怒り相談
上の子が下の子を叩きました。理由を聞く前に怒鳴ってしまいます。
おもちゃを取られた上の子が、下の子の頭を叩きました。危ないし許せない。でも上の子ばかり責めてしまう自分も嫌です。
相談者:えみさん(35歳)/教員・育休中。夫、4歳の息子、1歳の娘。安全への意識が強く、上の子には理解できるはずと期待しやすい。
パフも一緒に怒ってみた
まず手を止める。事情聴取は、現場の安全が戻ってから。
叩くのは止めていい。上の子の気持ちを聞くのは、そのあとで間に合います。
叩いた瞬間に怒鳴るのは、守ろうとしたから
パフも2歳差男児の間に入りながら、上の子にはわかるはず、下の子は守らなきゃ、と一瞬で両方を背負って、結局いちばん大きな声を出したことがあります。怒鳴ったあと、上の子ばかり悪者にしたようで苦しくなるんですよね。
“悪い子”で終えると、次に使える方法が残らない
幼児期の身体的な攻撃行動の変化を追ったTremblayらの研究では、叩く・押すといった行動は幼児期に比較的多く見られ、多くの子どもでは成長とともに減っていく軌跡が示されています。[1] だから放ってよいわけではありませんが、“この子は暴力的”と人格へ広げる必要もありません。

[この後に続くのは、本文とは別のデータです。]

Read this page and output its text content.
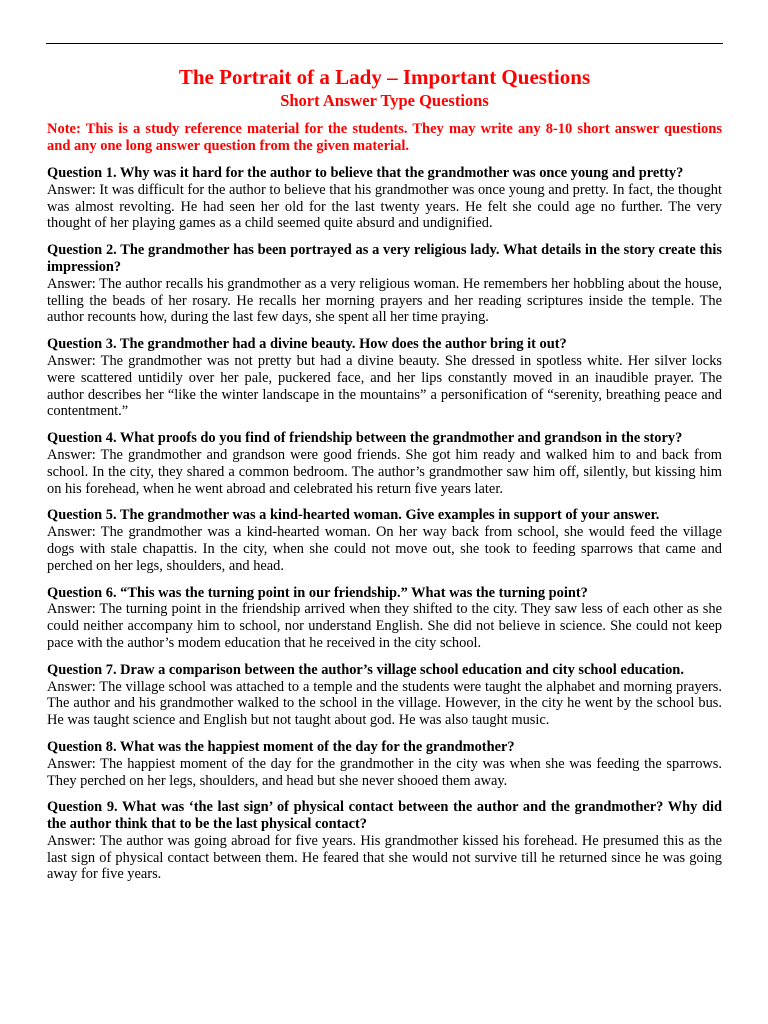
The Portrait of a Lady – Important Questions
Short Answer Type Questions

Note: This is a study reference material for the students. They may write any 8-10 short answer questions and any one long answer question from the given material.

Question 1. Why was it hard for the author to believe that the grandmother was once young and pretty?

Answer: It was difficult for the author to believe that his grandmother was once young and pretty. In fact, the thought was almost revolting. He had seen her old for the last twenty years. He felt she could age no further. The very thought of her playing games as a child seemed quite absurd and undignified.

Question 2. The grandmother has been portrayed as a very religious lady. What details in the story create this impression?

Answer: The author recalls his grandmother as a very religious woman. He remembers her hobbling about the house, telling the beads of her rosary. He recalls her morning prayers and her reading scriptures inside the temple. The author recounts how, during the last few days, she spent all her time praying.

Question 3. The grandmother had a divine beauty. How does the author bring it out?

Answer: The grandmother was not pretty but had a divine beauty. She dressed in spotless white. Her silver locks were scattered untidily over her pale, puckered face, and her lips constantly moved in an inaudible prayer. The author describes her “like the winter landscape in the mountains” a personification of “serenity, breathing peace and contentment.”

Question 4. What proofs do you find of friendship between the grandmother and grandson in the story?

Answer: The grandmother and grandson were good friends. She got him ready and walked him to and back from school. In the city, they shared a common bedroom. The author’s grandmother saw him off, silently, but kissing him on his forehead, when he went abroad and celebrated his return five years later.

Question 5. The grandmother was a kind-hearted woman. Give examples in support of your answer.

Answer: The grandmother was a kind-hearted woman. On her way back from school, she would feed the village dogs with stale chapattis. In the city, when she could not move out, she took to feeding sparrows that came and perched on her legs, shoulders, and head.

Question 6. “This was the turning point in our friendship.” What was the turning point?

Answer: The turning point in the friendship arrived when they shifted to the city. They saw less of each other as she could neither accompany him to school, nor understand English. She did not believe in science. She could not keep pace with the author’s modem education that he received in the city school.

Question 7. Draw a comparison between the author’s village school education and city school education.

Answer: The village school was attached to a temple and the students were taught the alphabet and morning prayers. The author and his grandmother walked to the school in the village. However, in the city he went by the school bus. He was taught science and English but not taught about god. He was also taught music.

Question 8. What was the happiest moment of the day for the grandmother?

Answer: The happiest moment of the day for the grandmother in the city was when she was feeding the sparrows. They perched on her legs, shoulders, and head but she never shooed them away.

Question 9. What was ‘the last sign’ of physical contact between the author and the grandmother? Why did the author think that to be the last physical contact?

Answer: The author was going abroad for five years. His grandmother kissed his forehead. He presumed this as the last sign of physical contact between them. He feared that she would not survive till he returned since he was going away for five years.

おもちゃを取られた。言葉が出なかった。ママに気づいてほしかった。手が先に出た。理由があることと、叩いてよいことは別です。
「お兄ちゃんでしょ」「悪い子」と責める→上の子が不公平感を強める→下の子への怒りが増える→また叩く、という循環は避けたい。兄弟関係を改善する親向けプログラムをまとめたLeijtenらのメタ分析では、親が問題解決や仲裁の仕方を学ぶ介入に、兄弟間の関わりを改善する可能性が示されました。[2] ただし研究数はまだ多くなく、魔法の一言というより練習の積み重ねです。
安全を戻したら、“次に何をするか”を練習する
落ち着いたら、 「何があった?」 「取られて嫌だった?」 「次は“返して”と“ママ来て”、どっちが使えそう?」 と聞きます。下の子には「痛かったね」とケアし、上の子にもやり直す場所を残します。
怒鳴ったなら、「大きな声で言ってごめん。でも叩かないは変わらない」と伝える。謝ることと、安全のルールを保つことは両立します。
今この場でやること
実際に使えるひとこと
避けたい言い方
安全メモ
アンガーコントロール専門家TIPS
安全はPlan A、学びはPlan B
- 危険行動は、子どもの同意を待たずPlan Aで止めます。
- 安全が戻ったら、子どもの事情・親の心配・解決案を話すPlan Bへ移ります。
- 怒鳴った後の過剰な罪悪感で自己否定を続けず、修復と次の練習に使います。
参考にした研究・資料
参考文献を開く
- [1] Tremblay, R. E., et al. (2004). “Physical Aggression During Early Childhood: Trajectories and Predictors.” https://pubmed.ncbi.nlm.nih.gov/15231972/
- [2] Leijten, P., et al. (2021). “Parenting Programs to Improve Sibling Interactions: A Meta-analysis.” https://pubmed.ncbi.nlm.nih.gov/33734758/
パフ的まとめ
怒りを感じた自分を責めるより、警報の音量だけ調整できれば十分です。守るための怒りを、上の子の人格破壊に使わない。
本日の判決は“叩くのは止める、言葉は練習中”。家庭裁判所、これにて閉廷です。